Kesiapsiagaan Dini Hadapi Karhutla: Jajaran Polsek Pemulutan Gandeng Tiga Pilar Gelar Patroli dan Sosialisasi

Upaya antisipasi dini terhadap ancaman bencana kebakaran hutan dan lahan di wilayah hukum Polsek Pemulutan kembali digencarkan melalui aksi lapangan yang melibatkan berbagai unsur instansi terkait pada Jumat, 18 September 2026. Berdasarkan dokumentasi laporan resmi, rangkaian kegiatan penyuluhan serta pemantauan wilayah tersebut dimulai sejak pukul 09.00 WIB hingga tuntas tanpa hambatan.

Operasi pengawasan terpadu ini dikoordinasikan secara langsung oleh pimpinan sektor setempat yakni Kapolsek Pemulutan, AKP Nunggrah Angga Oktari, S.H., yang didampingi oleh Wakapolsek Pemulutan, Ipda Hairil Anwar. Kekuatan personel di lapangan turut diperkuat melalui keikutsertaan para petugas Bhabinkamtibmas Polsek Pemulutan, jajaran perangkat desa setempat, delegasi dari kelompok Masyarakat Peduli Api, regu khusus penanggulangan karhutla polsek, serta prajurit TNI dari Koramil Pemulutan.

Berdasarkan penetapan rute operasional, sasaran lokasi yang menjadi fokus utama dalam patroli pencegahan karhutla kali ini mencakup dua kawasan desa, yaitu Desa Simpang Pelabuhan Dalam serta wilayah Desa Pemulutan Ilir.

Pelaksanaan program imbauan dan peninjauan lapangan ini diinisiasi sebagai bentuk nyata konsistensi dalam merajut kerja sama antarlembaga guna meredam potensi kebakaran hutan dan lahan, terkhusus pada area-area yang dipetakan memiliki tingkat kerawanan tinggi di bawah teritori hukum Polsek Pemulutan. Berdasarkan laporan akhir petugas, seluruh rangkaian agenda pengamanan tersebut berakhir dengan tertib serta situasi secara umum terpantau aman dan terkendali.

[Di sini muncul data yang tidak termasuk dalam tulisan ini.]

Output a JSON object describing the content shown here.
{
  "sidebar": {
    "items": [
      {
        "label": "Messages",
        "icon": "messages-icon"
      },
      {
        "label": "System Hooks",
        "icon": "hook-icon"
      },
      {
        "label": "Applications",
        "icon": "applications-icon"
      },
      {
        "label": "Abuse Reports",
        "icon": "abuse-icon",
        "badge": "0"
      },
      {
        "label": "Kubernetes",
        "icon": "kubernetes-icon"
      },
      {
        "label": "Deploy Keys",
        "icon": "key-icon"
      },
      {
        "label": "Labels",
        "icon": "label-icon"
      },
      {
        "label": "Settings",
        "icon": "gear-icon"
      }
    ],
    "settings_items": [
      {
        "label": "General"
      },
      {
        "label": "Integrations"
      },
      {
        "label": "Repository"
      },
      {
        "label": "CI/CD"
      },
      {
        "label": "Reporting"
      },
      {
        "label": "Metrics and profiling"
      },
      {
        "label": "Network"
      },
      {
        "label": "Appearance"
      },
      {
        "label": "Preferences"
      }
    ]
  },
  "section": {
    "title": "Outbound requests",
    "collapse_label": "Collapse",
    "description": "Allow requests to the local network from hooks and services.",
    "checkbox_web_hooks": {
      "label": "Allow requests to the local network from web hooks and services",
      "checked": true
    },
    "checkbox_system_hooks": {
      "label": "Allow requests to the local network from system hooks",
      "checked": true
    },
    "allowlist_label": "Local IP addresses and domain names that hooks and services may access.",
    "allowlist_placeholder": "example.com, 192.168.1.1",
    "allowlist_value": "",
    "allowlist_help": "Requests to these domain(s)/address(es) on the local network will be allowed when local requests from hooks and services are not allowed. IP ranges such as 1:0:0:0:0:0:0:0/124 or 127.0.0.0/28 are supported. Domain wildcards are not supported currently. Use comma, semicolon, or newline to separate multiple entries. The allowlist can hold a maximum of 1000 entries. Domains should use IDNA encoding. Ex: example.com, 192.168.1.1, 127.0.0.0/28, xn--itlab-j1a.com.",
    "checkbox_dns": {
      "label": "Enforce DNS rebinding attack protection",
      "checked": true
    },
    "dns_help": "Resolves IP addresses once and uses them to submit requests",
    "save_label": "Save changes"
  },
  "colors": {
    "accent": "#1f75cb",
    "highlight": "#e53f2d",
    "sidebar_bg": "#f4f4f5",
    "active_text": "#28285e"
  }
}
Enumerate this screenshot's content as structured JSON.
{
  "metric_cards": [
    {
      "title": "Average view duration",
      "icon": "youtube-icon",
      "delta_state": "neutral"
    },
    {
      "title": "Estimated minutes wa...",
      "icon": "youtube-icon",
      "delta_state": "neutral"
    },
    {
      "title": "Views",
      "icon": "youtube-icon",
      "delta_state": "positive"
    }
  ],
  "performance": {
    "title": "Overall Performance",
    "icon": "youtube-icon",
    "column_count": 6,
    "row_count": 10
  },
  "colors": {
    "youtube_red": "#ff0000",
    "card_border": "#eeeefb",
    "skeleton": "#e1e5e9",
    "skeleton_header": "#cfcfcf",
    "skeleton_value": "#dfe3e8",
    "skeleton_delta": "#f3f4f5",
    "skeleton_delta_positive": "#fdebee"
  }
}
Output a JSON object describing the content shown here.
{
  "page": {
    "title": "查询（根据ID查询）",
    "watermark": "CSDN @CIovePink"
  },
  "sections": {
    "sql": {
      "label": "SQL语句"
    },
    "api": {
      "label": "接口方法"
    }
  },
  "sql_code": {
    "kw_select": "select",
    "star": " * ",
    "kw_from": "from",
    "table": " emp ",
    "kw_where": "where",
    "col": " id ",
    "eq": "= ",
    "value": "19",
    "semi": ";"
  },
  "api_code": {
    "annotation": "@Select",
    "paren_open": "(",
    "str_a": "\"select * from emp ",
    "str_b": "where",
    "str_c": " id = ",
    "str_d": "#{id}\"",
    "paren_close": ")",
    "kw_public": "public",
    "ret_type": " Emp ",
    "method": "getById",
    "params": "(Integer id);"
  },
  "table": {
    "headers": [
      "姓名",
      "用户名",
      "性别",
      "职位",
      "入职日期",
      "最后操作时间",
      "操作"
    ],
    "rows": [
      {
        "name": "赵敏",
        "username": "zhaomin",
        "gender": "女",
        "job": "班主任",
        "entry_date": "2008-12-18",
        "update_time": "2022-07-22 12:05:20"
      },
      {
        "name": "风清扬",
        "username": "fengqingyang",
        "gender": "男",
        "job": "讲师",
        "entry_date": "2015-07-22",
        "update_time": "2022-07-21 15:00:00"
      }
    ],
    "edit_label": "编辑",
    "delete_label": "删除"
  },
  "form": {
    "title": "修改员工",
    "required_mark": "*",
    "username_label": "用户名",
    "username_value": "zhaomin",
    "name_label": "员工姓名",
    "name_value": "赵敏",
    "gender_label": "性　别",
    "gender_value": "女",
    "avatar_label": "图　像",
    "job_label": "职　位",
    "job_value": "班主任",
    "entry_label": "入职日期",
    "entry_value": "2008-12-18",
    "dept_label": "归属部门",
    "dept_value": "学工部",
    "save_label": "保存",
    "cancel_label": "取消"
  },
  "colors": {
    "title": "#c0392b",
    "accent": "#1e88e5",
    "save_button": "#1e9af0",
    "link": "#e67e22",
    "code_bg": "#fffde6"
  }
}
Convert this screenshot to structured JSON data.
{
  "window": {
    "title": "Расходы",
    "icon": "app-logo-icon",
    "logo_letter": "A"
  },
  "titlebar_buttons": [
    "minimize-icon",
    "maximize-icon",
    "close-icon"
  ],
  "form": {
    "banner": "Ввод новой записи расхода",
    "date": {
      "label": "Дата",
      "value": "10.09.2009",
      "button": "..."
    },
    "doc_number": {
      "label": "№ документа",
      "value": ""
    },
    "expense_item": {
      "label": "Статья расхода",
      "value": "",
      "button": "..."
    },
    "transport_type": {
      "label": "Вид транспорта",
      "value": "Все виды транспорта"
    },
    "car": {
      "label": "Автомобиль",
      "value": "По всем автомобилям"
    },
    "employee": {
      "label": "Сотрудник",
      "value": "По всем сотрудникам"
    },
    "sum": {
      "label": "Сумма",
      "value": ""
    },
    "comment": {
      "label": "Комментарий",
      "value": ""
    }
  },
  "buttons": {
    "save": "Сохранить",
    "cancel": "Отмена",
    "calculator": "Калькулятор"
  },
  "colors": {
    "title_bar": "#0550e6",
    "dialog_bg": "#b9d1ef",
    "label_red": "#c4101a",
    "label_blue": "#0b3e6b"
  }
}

Sebagai bagian dari catatan penting pelaksanaan tugas, para aparat yang turun langsung ke tengah warga juga aktif memberikan pemahaman komprehensif mengenai risiko bahaya karhutla. Dijelaskan bahwa insiden kebakaran yang dibiarkan tanpa penanganan cepat dikhawatirkan dapat merambat luas serta menimbulkan kerugian besar bagi kelestarian alam, kesehatan publik, hingga mengganggu kelancaran rutinitas warga sehari-hari.

Di samping itu, agenda pengawasan ini sekaligus menjadi bentuk kesiagaan aparat dalam merespons dinamika cuaca cerah yang berisiko memicu peningkatan titik api bilamana terdapat aktivitas pembukaan lahan yang dilakukan secara sembrono oleh oknum tidak bertanggung jawab.